His emotions were a mess, a hopelessly tangled, senseless knot, and because he didn’t want to begin to try to pick those emotions apart, he said gruffly, “Her formula and stuff are in the diaper bag. It’s in the car. I’ll get it.” And he fled from the warmth and love and security he’d come so far to find and plunged back into the darkness he’d grown accustomed to, the darkness and all-enveloping loneliness.
And the cold.
He’d forgotten about that cold. It shocked his body but cleared his mind, so that when he came back into the kitchen he was violently shivering but better prepared to deal with it all—his dad’s questions and his mom’s fussing, and Emily’s much less complicated demands.
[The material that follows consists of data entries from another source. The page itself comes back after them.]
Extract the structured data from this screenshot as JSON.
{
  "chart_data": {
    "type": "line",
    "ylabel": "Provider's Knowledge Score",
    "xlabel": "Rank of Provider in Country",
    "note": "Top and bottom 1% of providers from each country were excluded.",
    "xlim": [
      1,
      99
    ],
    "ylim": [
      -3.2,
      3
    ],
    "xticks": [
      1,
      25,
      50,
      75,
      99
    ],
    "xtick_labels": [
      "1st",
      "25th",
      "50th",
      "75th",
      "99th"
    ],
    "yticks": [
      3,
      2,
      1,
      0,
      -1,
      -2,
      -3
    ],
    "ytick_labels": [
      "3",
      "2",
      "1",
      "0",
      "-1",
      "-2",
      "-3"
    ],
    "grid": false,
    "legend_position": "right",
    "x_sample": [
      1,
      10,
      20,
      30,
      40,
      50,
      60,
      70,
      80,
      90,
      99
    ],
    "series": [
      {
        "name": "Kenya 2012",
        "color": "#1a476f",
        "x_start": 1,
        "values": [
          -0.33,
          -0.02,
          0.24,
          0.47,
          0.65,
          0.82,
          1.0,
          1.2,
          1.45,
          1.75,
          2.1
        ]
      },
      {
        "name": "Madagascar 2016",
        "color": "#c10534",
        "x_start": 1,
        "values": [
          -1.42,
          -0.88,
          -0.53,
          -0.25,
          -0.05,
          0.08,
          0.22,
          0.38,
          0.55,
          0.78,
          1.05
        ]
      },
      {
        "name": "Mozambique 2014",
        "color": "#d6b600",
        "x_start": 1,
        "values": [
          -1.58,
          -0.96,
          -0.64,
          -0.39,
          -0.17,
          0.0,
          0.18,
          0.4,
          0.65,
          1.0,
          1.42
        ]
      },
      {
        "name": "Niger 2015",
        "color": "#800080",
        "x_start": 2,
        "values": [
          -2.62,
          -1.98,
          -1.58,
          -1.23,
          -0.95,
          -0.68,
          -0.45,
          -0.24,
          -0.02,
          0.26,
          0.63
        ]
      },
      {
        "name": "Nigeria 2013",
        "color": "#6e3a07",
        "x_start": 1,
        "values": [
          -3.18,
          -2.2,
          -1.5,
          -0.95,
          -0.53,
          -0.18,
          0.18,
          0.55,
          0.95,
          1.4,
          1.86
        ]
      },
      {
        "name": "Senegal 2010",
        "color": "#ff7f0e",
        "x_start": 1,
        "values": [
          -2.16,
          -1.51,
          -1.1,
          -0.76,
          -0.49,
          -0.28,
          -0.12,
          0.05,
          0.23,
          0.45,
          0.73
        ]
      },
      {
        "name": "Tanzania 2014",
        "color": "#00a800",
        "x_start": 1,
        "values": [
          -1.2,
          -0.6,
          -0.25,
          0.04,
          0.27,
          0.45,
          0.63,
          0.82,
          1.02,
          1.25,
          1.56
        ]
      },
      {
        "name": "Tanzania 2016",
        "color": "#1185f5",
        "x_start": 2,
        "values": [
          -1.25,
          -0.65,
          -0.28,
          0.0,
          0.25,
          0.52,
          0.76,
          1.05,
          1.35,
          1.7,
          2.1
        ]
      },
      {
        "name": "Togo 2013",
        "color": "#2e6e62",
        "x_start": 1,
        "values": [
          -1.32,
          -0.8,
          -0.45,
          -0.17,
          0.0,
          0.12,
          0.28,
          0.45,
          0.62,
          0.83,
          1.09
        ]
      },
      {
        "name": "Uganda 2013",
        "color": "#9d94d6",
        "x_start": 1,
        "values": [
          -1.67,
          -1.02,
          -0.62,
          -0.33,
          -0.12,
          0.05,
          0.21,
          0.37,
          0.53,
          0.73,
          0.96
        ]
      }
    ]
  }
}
“It’s snowing,” he announced as he placed the diaper bag on the kitchen table.
But nobody was paying any attention to him.
“So, your flight got delayed, huh?” The young man at the car rental counter clicked his tongue in sympathy. “Too bad—happens a lot, these days. You’re lucky you got in at all. I imagine they’re gonna be shutting down here, pretty soon.”
“Shutting down?” Devon glanced up from the rental agreement fine print she’d been speed-reading through and frowned. “Not the interstate, I hope.”
“No, no—I meant the airport. Although, they’ll probably close down the interstate, too. This one’s supposed to be bad—a real Arctic Express.”
“Wonderful…” She wasn’t sure whether or not she’d be using the interstate, but it didn’t sound like good news; the interstate was probably the last thing that would close, and if that happened it didn’t bode well for the lesser roads.
Her perusal of the agreement completed, she nudged it toward the young man with an inaudible sigh of vexation. Devon didn’t like monkey wrenches thrown into her well-laid plans.
The rental agent jerked his eyes away from their rapt appreciation of her hair. He gave a covering cough and murmured, “Okay, Ms. O’Rourke, if you’ll initial here, here, and here, and then sign at the two X’s, we’ll have you on your way. That’s one Lincoln Town Car, non-smoker, with CD changer and GPS.”
“Snow tires?” Devon asked hopefully.